Uitwerkingen bij de Werkgroepopdrachten Week 6 van het vak Algemene Rechtswetenschap 2 - 2016/2017
Vraag 1
Welke van de onderstaande beslissingen zijn te kwalificeren als besluit in de zin van artikel 1:3 Awb?
a. De schriftelijke beslissing van een kantonrechter om een meerderjarige onder curatele te stellen.
b. De schriftelijke beslissing van een college van B en W.
c. De schriftelijke mededeling van de Nationale Ombudsman aan de verzoeker, inhoudende de beslissing dat hij geen onderzoek zal instellen naar aanleiding van een verzoek daartoe.
d. De schriftelijke beslissing van een rechtbank om een bevel tot voorlopige hechtenis op te heffen.
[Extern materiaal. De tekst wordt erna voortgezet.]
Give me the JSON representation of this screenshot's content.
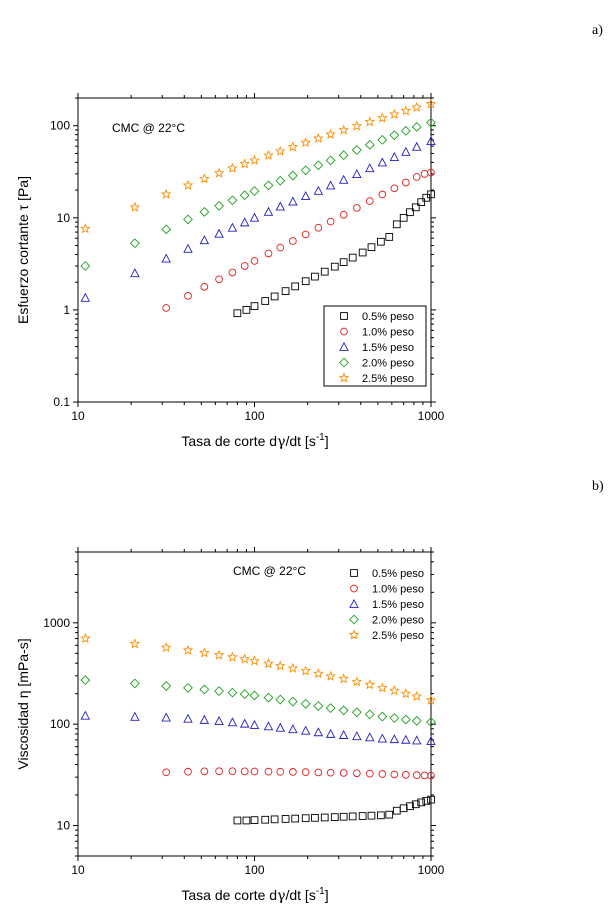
{
  "chart_data": [
    {
      "type": "scatter",
      "panel_label": "a)",
      "annotation": "CMC @ 22°C",
      "xlabel_main": "Tasa de corte d",
      "xlabel_sym": "γ",
      "xlabel_tail": "/dt [s",
      "xlabel_sup": "-1",
      "xlabel_end": "]",
      "ylabel": "Esfuerzo cortante τ [Pa]",
      "xscale": "log",
      "yscale": "log",
      "xlim": [
        10,
        1000
      ],
      "ylim": [
        0.1,
        200
      ],
      "xticks": [
        10,
        100,
        1000
      ],
      "xtick_labels": [
        "10",
        "100",
        "1000"
      ],
      "yticks": [
        0.1,
        1,
        10,
        100
      ],
      "ytick_labels": [
        "0.1",
        "1",
        "10",
        "100"
      ],
      "legend_position": "bottom-right",
      "series": [
        {
          "name": "0.5% peso",
          "marker": "square",
          "color": "#000000",
          "x": [
            80,
            90,
            100,
            115,
            130,
            150,
            170,
            195,
            220,
            250,
            285,
            320,
            360,
            410,
            460,
            520,
            580,
            640,
            700,
            760,
            820,
            880,
            940,
            1000
          ],
          "y": [
            0.92,
            1.0,
            1.1,
            1.25,
            1.4,
            1.6,
            1.8,
            2.05,
            2.3,
            2.6,
            2.95,
            3.3,
            3.7,
            4.2,
            4.8,
            5.5,
            6.2,
            8.5,
            10.0,
            11.5,
            13.0,
            14.8,
            16.5,
            18.0
          ]
        },
        {
          "name": "1.0% peso",
          "marker": "circle",
          "color": "#e02020",
          "x": [
            31.6,
            42,
            52,
            63,
            75,
            88,
            100,
            120,
            140,
            165,
            195,
            230,
            270,
            320,
            380,
            450,
            530,
            620,
            720,
            830,
            920,
            1000
          ],
          "y": [
            1.05,
            1.42,
            1.78,
            2.15,
            2.55,
            3.0,
            3.4,
            4.1,
            4.75,
            5.6,
            6.6,
            7.8,
            9.1,
            10.8,
            12.8,
            15.2,
            17.9,
            20.9,
            24.2,
            27.8,
            30.0,
            31.0
          ]
        },
        {
          "name": "1.5% peso",
          "marker": "triangle",
          "color": "#2020c0",
          "x": [
            11,
            21,
            31.6,
            42,
            52,
            63,
            75,
            88,
            100,
            120,
            140,
            165,
            195,
            230,
            270,
            320,
            380,
            450,
            530,
            620,
            720,
            830,
            1000
          ],
          "y": [
            1.35,
            2.5,
            3.6,
            4.6,
            5.7,
            6.7,
            7.8,
            8.9,
            10.0,
            11.6,
            13.2,
            15.0,
            17.2,
            19.6,
            22.4,
            25.8,
            29.8,
            34.5,
            39.8,
            45.6,
            52.0,
            58.8,
            68.0
          ]
        },
        {
          "name": "2.0% peso",
          "marker": "diamond",
          "color": "#20a020",
          "x": [
            11,
            21,
            31.6,
            42,
            52,
            63,
            75,
            88,
            100,
            120,
            140,
            165,
            195,
            230,
            270,
            320,
            380,
            450,
            530,
            620,
            720,
            830,
            1000
          ],
          "y": [
            3.0,
            5.3,
            7.5,
            9.6,
            11.6,
            13.5,
            15.5,
            17.6,
            19.5,
            22.5,
            25.3,
            28.8,
            32.8,
            37.2,
            42.0,
            47.8,
            54.5,
            62.0,
            70.2,
            79.0,
            88.0,
            97.0,
            108.0
          ]
        },
        {
          "name": "2.5% peso",
          "marker": "star",
          "color": "#ff8c00",
          "x": [
            11,
            21,
            31.6,
            42,
            52,
            63,
            75,
            88,
            100,
            120,
            140,
            165,
            195,
            230,
            270,
            320,
            380,
            450,
            530,
            620,
            720,
            830,
            1000
          ],
          "y": [
            7.6,
            13.0,
            18.0,
            22.5,
            26.5,
            30.5,
            34.5,
            38.5,
            42.0,
            47.5,
            52.8,
            58.8,
            65.5,
            72.8,
            80.5,
            89.5,
            99.0,
            110.0,
            121.0,
            133.0,
            145.0,
            158.0,
            172.0
          ]
        }
      ]
    },
    {
      "type": "scatter",
      "panel_label": "b)",
      "annotation": "CMC @ 22°C",
      "xlabel_main": "Tasa de corte d",
      "xlabel_sym": "γ",
      "xlabel_tail": "/dt [s",
      "xlabel_sup": "-1",
      "xlabel_end": "]",
      "ylabel": "Viscosidad η [mPa-s]",
      "xscale": "log",
      "yscale": "log",
      "xlim": [
        10,
        1000
      ],
      "ylim": [
        5,
        5000
      ],
      "xticks": [
        10,
        100,
        1000
      ],
      "xtick_labels": [
        "10",
        "100",
        "1000"
      ],
      "yticks": [
        10,
        100,
        1000
      ],
      "ytick_labels": [
        "10",
        "100",
        "1000"
      ],
      "legend_position": "top-right",
      "series": [
        {
          "name": "0.5% peso",
          "marker": "square",
          "color": "#000000",
          "x": [
            80,
            90,
            100,
            115,
            130,
            150,
            170,
            195,
            220,
            250,
            285,
            320,
            360,
            410,
            460,
            520,
            580,
            640,
            700,
            760,
            820,
            880,
            940,
            1000
          ],
          "y": [
            11.2,
            11.2,
            11.3,
            11.4,
            11.5,
            11.6,
            11.7,
            11.8,
            11.9,
            12.0,
            12.1,
            12.2,
            12.3,
            12.4,
            12.5,
            12.6,
            12.8,
            14.0,
            14.8,
            15.5,
            16.2,
            16.9,
            17.5,
            18.0
          ]
        },
        {
          "name": "1.0% peso",
          "marker": "circle",
          "color": "#e02020",
          "x": [
            31.6,
            42,
            52,
            63,
            75,
            88,
            100,
            120,
            140,
            165,
            195,
            230,
            270,
            320,
            380,
            450,
            530,
            620,
            720,
            830,
            920,
            1000
          ],
          "y": [
            33.5,
            34.0,
            34.2,
            34.3,
            34.3,
            34.2,
            34.1,
            34.0,
            33.9,
            33.8,
            33.6,
            33.4,
            33.2,
            33.0,
            32.8,
            32.5,
            32.2,
            31.9,
            31.6,
            31.4,
            31.2,
            31.0
          ]
        },
        {
          "name": "1.5% peso",
          "marker": "triangle",
          "color": "#2020c0",
          "x": [
            11,
            21,
            31.6,
            42,
            52,
            63,
            75,
            88,
            100,
            120,
            140,
            165,
            195,
            230,
            270,
            320,
            380,
            450,
            530,
            620,
            720,
            830,
            1000
          ],
          "y": [
            121,
            118,
            116,
            113,
            110,
            107,
            104,
            101,
            98,
            95,
            92,
            89,
            86,
            83,
            80,
            78,
            76,
            74,
            72,
            71,
            70,
            69,
            68
          ]
        },
        {
          "name": "2.0% peso",
          "marker": "diamond",
          "color": "#20a020",
          "x": [
            11,
            21,
            31.6,
            42,
            52,
            63,
            75,
            88,
            100,
            120,
            140,
            165,
            195,
            230,
            270,
            320,
            380,
            450,
            530,
            620,
            720,
            830,
            1000
          ],
          "y": [
            272,
            252,
            238,
            228,
            220,
            212,
            205,
            198,
            192,
            183,
            175,
            167,
            159,
            151,
            144,
            137,
            131,
            125,
            119,
            115,
            111,
            108,
            105
          ]
        },
        {
          "name": "2.5% peso",
          "marker": "star",
          "color": "#ff8c00",
          "x": [
            11,
            21,
            31.6,
            42,
            52,
            63,
            75,
            88,
            100,
            120,
            140,
            165,
            195,
            230,
            270,
            320,
            380,
            450,
            530,
            620,
            720,
            830,
            1000
          ],
          "y": [
            700,
            620,
            570,
            535,
            505,
            480,
            458,
            438,
            420,
            395,
            375,
            355,
            335,
            315,
            297,
            280,
            262,
            245,
            228,
            214,
            200,
            188,
            172
          ]
        }
      ]
    }
  ]
}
e. De schriftelijke beslissing van een minister tot vaststelling van een beleidsregel inzake het verlenen van een verblijfsvergunning.
Vraag 2
De Gemeente Groningen laat in een brief aan de bewoners en winkeliers van de Grote Markt weten dat de restauratie van de gevel van het stadhuis op de Grote Markt niet in de week vóór Kerstmis zal starten, maar – conform het verzoek van de winkeliersvereniging – twee weken later. Het verrichten van werkzaamheden in de oorspronkelijk geplande week, leek ook de gemeente bij nader inzien, in verband met de bereikbaarheid van deze winkelstraat voorafgaande aan de feestdagen, een minder goed idee. Om wat voor soort handeling van de gemeente gaat het in casu?
Vraag 3
Juist of onjuist?
Gepubliceerde beleidsregels van het college van B en W van de Gemeente Amsterdam ter zake van de uitvoering van de Huisvestingsverordening zijn te beschouwen als een bron van recht.
Vraag 4
Juist of onjuist?
Om een besluit in de zin van hoofdstuk 1 titel 1 van de Awb te zijn, moet de rechtshandeling publiekrechtelijk van aard zijn, op schrift zijn gesteld, een rechtsvaststelling in een individueel concreet geval betreffen én van een bestuursorgaan afkomstig zijn.
Vraag 5
Juist of onjuist?
Het intrekken van een begunstigende beschikking is te beschouwen als een sanctie.
Vraag 6
a. Geef gemotiveerd aan wat voor soort besluit moet worden vastgesteld in artikel 216 Gemeentewet.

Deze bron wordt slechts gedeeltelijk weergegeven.